The Dallas Summer Musicals had several shows this year my wife and I wanted to see, so we bought season tickets. Our daughter and son-in-law ended up going with us as well; we enjoyed Wicked, Chicago, and, of course, Spamalot among others, all at 8:00pm on Sunday evening.
This evening was Lion King, the spectacularly costumed musical version of the Disney movie. It also happened to be opening weekend of the Texas State Fair, so we arrived extra early, around an hour before showtime. Since we were so early, we decided to go and look at a few trucks and the new Honda’s at the Auto Show pavilion.
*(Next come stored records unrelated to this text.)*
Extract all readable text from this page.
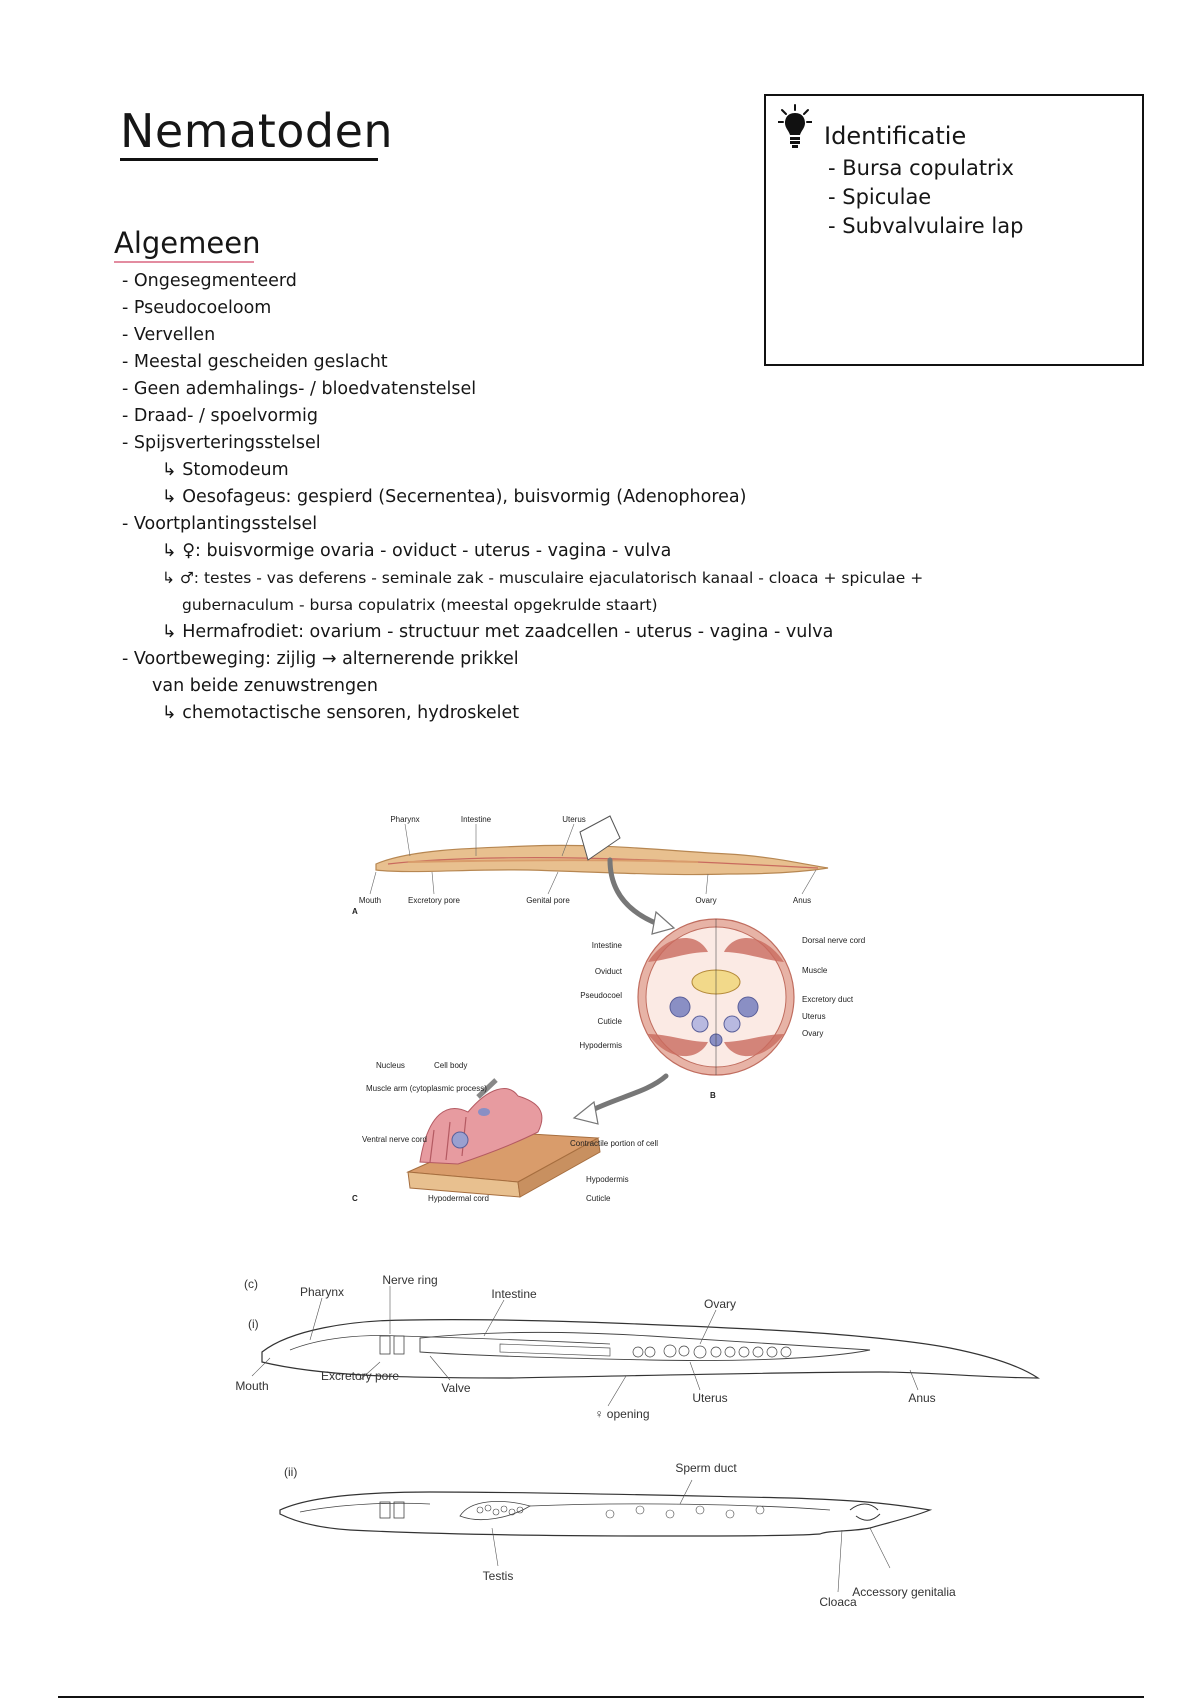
Nematoden
Algemeen
- Ongesegmenteerd
- Pseudocoeloom
- Vervellen
- Meestal gescheiden geslacht
- Geen ademhalings- / bloedvatenstelsel
- Draad- / spoelvormig
- Spijsverteringsstelsel
↳ Stomodeum
↳ Oesofageus: gespierd (Secernentea), buisvormig (Adenophorea)
- Voortplantingsstelsel
↳ ♀: buisvormige ovaria - oviduct - uterus - vagina - vulva
↳ ♂: testes - vas deferens - seminale zak - musculaire ejaculatorisch kanaal - cloaca + spiculae +
gubernaculum - bursa copulatrix (meestal opgekrulde staart)
↳ Hermafrodiet: ovarium - structuur met zaadcellen - uterus - vagina - vulva
- Voortbeweging: zijlig → alternerende prikkel
van beide zenuwstrengen
↳ chemotactische sensoren, hydroskelet
Identificatie
- Bursa copulatrix
- Spiculae
- Subvalvulaire lap
Pharynx	Intestine	Uterus
Mouth	Excretory pore	Genital pore	Ovary	Anus
A
Intestine
Oviduct
Pseudocoel
Cuticle
Hypodermis
Dorsal nerve cord
Muscle
Excretory duct
Uterus
Ovary
B
Nucleus	Cell body
Muscle arm (cytoplasmic process)
Ventral nerve cord	Contractile portion of cell
Hypodermis
Cuticle
Hypodermal cord
C
(c)
(i)
Pharynx
Nerve ring
Intestine
Ovary
Mouth
Excretory pore
Valve
♀ opening
Uterus	Anus
(ii)	Sperm duct
Testis
Cloaca
Accessory genitalia
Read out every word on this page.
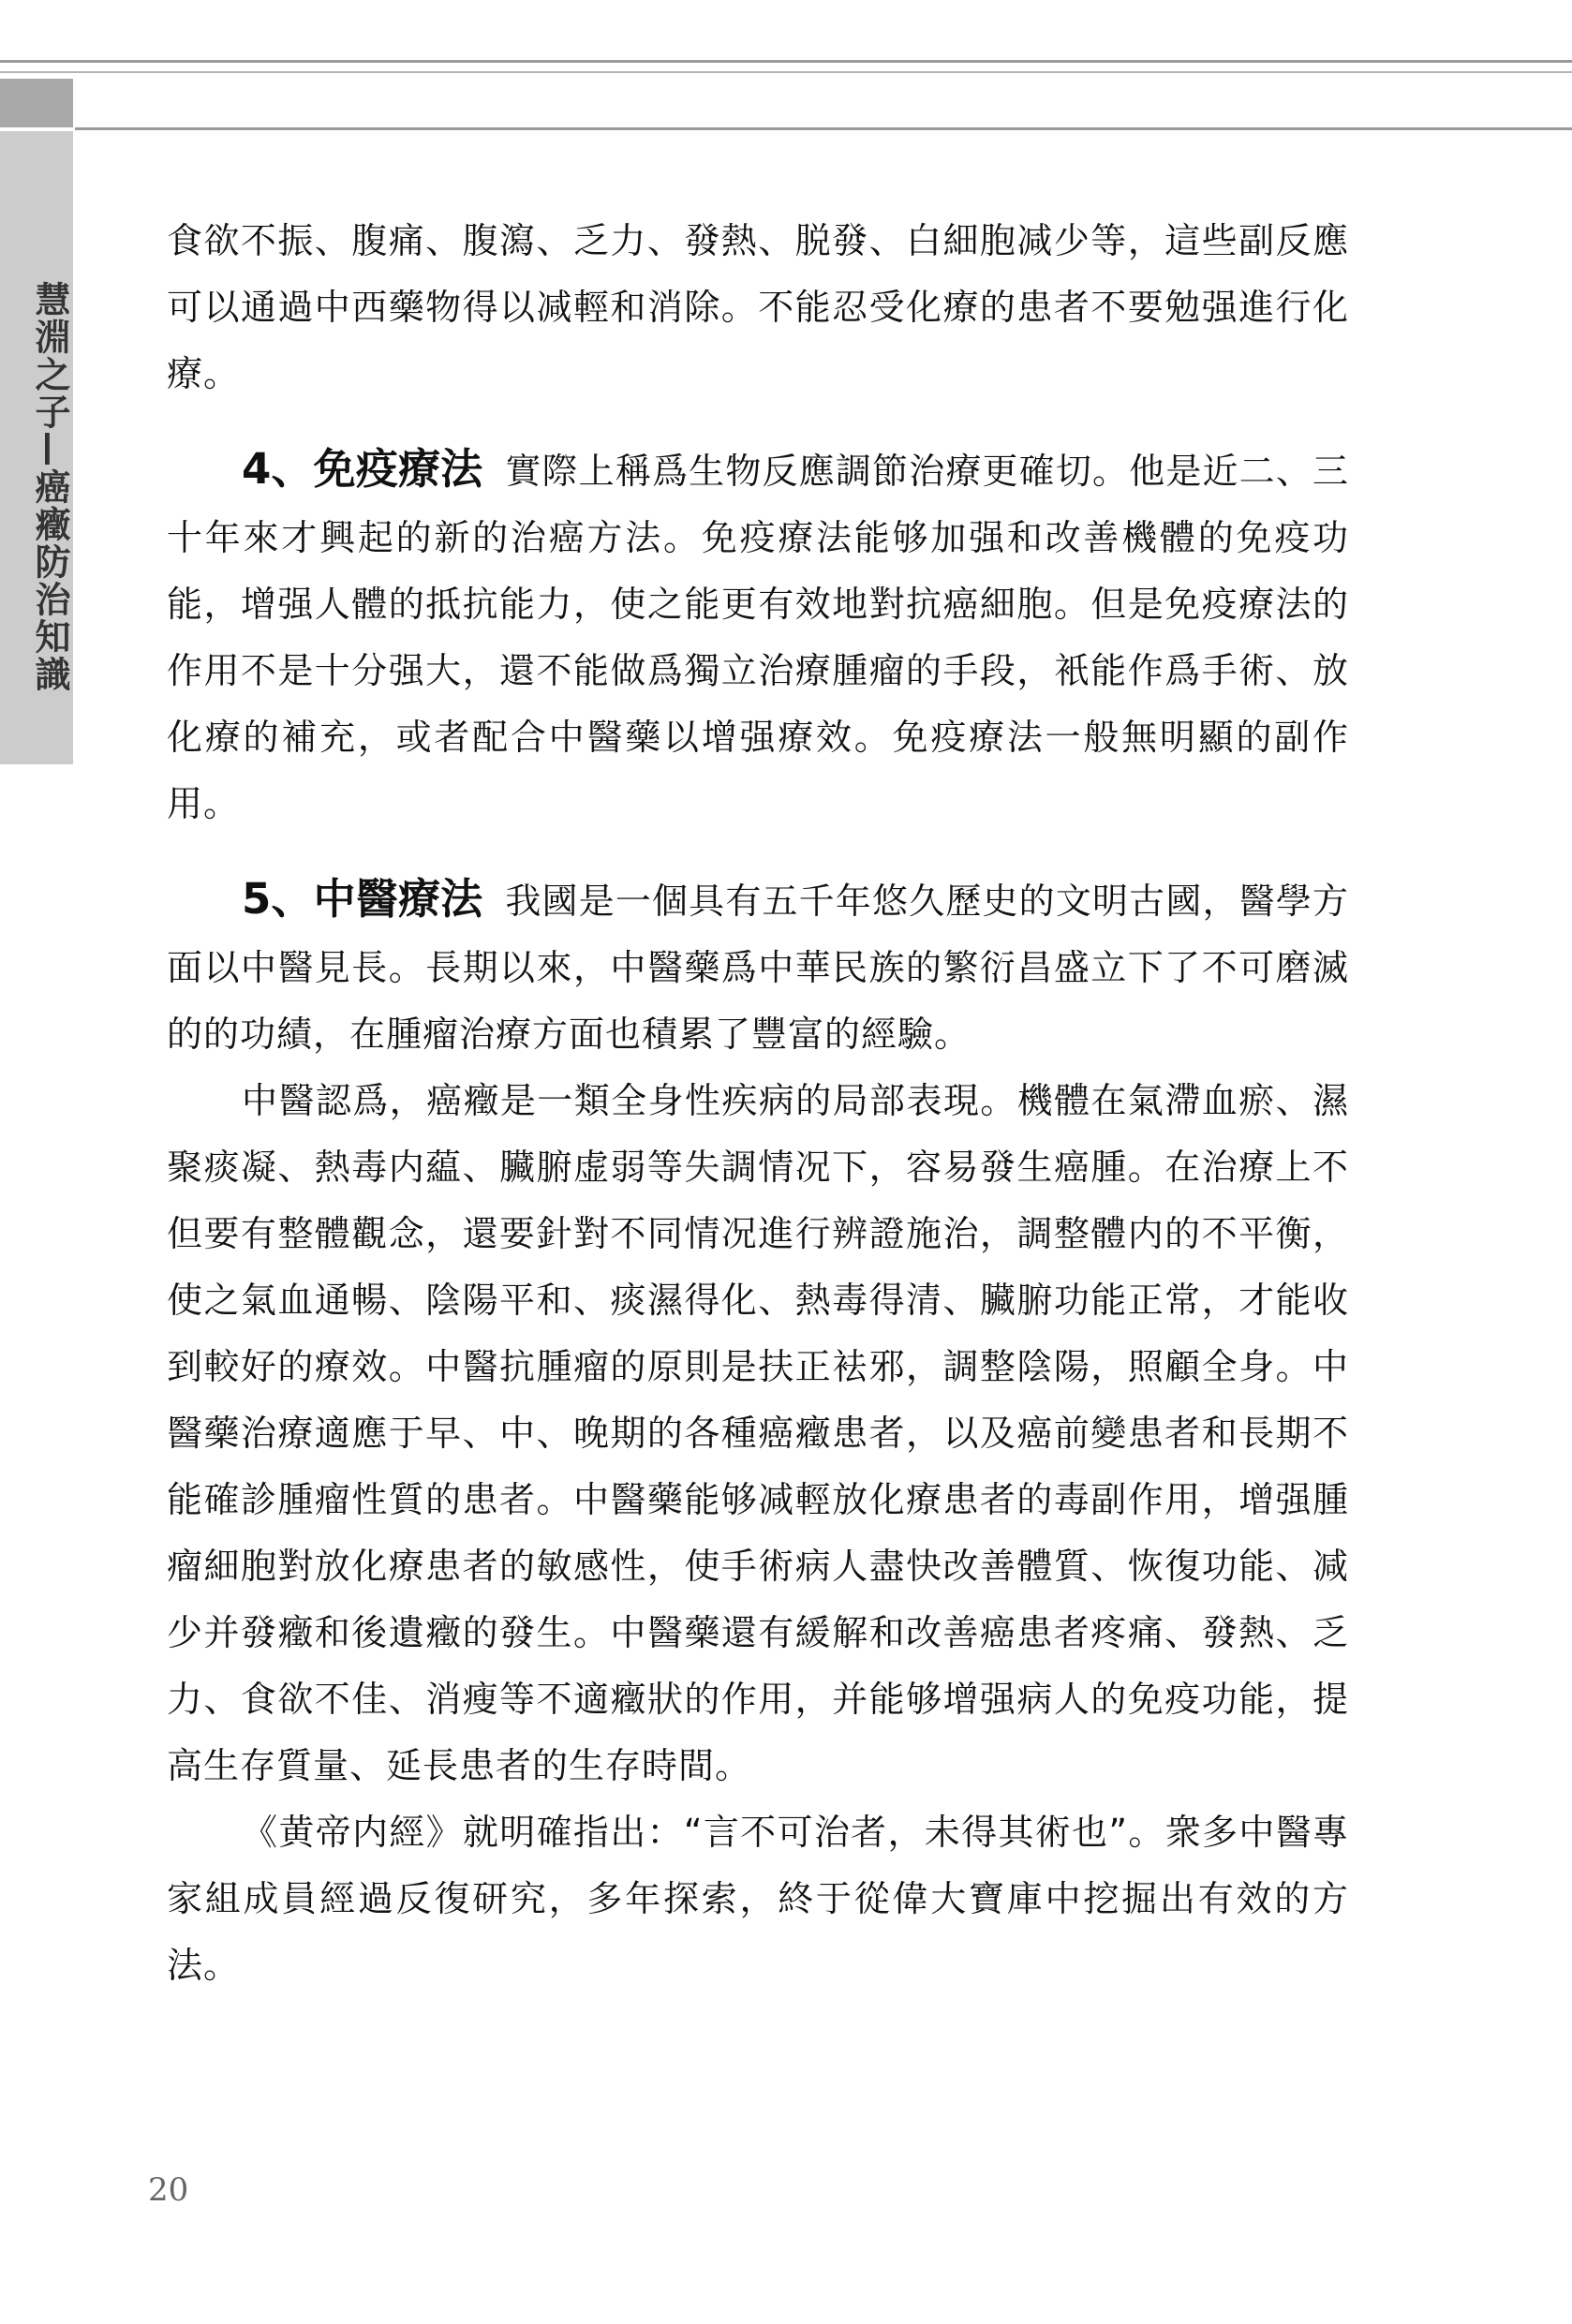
慧淵之子—癌癥防治知識

食欲不振、腹痛、腹瀉、乏力、發熱、脱發、白細胞减少等，這些副反應可以通過中西藥物得以减輕和消除。不能忍受化療的患者不要勉强進行化療。

4、免疫療法 實際上稱爲生物反應調節治療更確切。他是近二、三十年來才興起的新的治癌方法。免疫療法能够加强和改善機體的免疫功能，增强人體的抵抗能力，使之能更有效地對抗癌細胞。但是免疫療法的作用不是十分强大，還不能做爲獨立治療腫瘤的手段，衹能作爲手術、放化療的補充，或者配合中醫藥以增强療效。免疫療法一般無明顯的副作用。

5、中醫療法 我國是一個具有五千年悠久歷史的文明古國，醫學方面以中醫見長。長期以來，中醫藥爲中華民族的繁衍昌盛立下了不可磨滅的的功績，在腫瘤治療方面也積累了豐富的經驗。

中醫認爲，癌癥是一類全身性疾病的局部表現。機體在氣滯血瘀、濕聚痰凝、熱毒内藴、臟腑虚弱等失調情况下，容易發生癌腫。在治療上不但要有整體觀念，還要針對不同情况進行辨證施治，調整體内的不平衡，使之氣血通暢、陰陽平和、痰濕得化、熱毒得清、臟腑功能正常，才能收到較好的療效。中醫抗腫瘤的原則是扶正袪邪，調整陰陽，照顧全身。中醫藥治療適應于早、中、晚期的各種癌癥患者，以及癌前變患者和長期不能確診腫瘤性質的患者。中醫藥能够减輕放化療患者的毒副作用，增强腫瘤細胞對放化療患者的敏感性，使手術病人盡快改善體質、恢復功能、减少并發癥和後遺癥的發生。中醫藥還有緩解和改善癌患者疼痛、發熱、乏力、食欲不佳、消瘦等不適癥狀的作用，并能够增强病人的免疫功能，提高生存質量、延長患者的生存時間。

《黄帝内經》就明確指出：“言不可治者，未得其術也”。衆多中醫專家組成員經過反復研究，多年探索，終于從偉大寶庫中挖掘出有效的方法。

20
We strolled back over to the Music Hall around 7:40, with plenty of time to buy a t-shirt and get to our seats. Or so we thought. (That’s called foreshadowing, used only by your professional bloggers. Don’t try this at home.)
We thought it odd that no one was in the hallway, but figured it was because the doors had already opened and everyone had already headed for their seats. Except the doors weren’t open. Realization slowly dawned as one of the ushers said, “You need to hurry, we’re about to have a ten-minute blackout.” It seemed tonight’s show began at 7:00pm, not 8:00pm. We had forgotten to do a very simple thing — look at the starting time on the ticket. We got caught in that most human of predicaments, the assumption.
It isn’t a new predicament. The prophet Nathan stumbled into it several thousand years ago. Nathan was a mighty prophet in Israel. It was he who uttered the infamous words, “You are that man!” to King David, after David’s shameful escapades with Bathsheba and Uriah (2 Samuel 12:1-15). But a few years before that, in 2 Samuel 7, Nathan fell prey to the same trap we did tonight.
There was peace in the land, David had built himself a beautiful cedar house, but God still dwelt in a tent. David decided that wasn’t a good thing, so he had the prophet, God’s voice to the people, come over for the evening and told Nathan his thoughts. “Let’s build a stupendous house for God,” David told Nathan. “Great idea!” Nathan replied, “Do whatever you have on your mind.” Because, of course, it was a great idea. What could be wrong with building God a great big house?
Well, nothing, except God hadn’t asked for a great big house. And He wasn’t interested in David building Him one. Which He told Nathan that night when Nathan got home. And told Nathan he had to go back and tell David to call off the building. Don’t you know that was a pleasant conversation for Nathan? “Umm, King David, ummm, well, you see, ummm, you know that building idea you had that I said was a great idea? Well, ummm, I know I’m the prophet and everything, but, ummm… Gosh, this is hard.”
Nathan assumed. He heard an idea, he decided it was a great idea, but just like we didn’t bother to check the tickets (hey, they’ve all started at 8:00pm), Nathan didn’t bother to check with God.
If it was only show times, I wouldn’t worry much. But it’s frightening to me that I might make an assumption far more serious. That when someone asks me what they should do about a problem in their marriage, or with their finances, or about changing jobs, or whatever else the question might be, that I would give them the “obvious” answer. The “obvious,” and wrong, answer.
What are you assuming today? What might you assume tomorrow? Let’s you and I remember to check with God on all our decisions, because His answers often aren’t the obvious ones.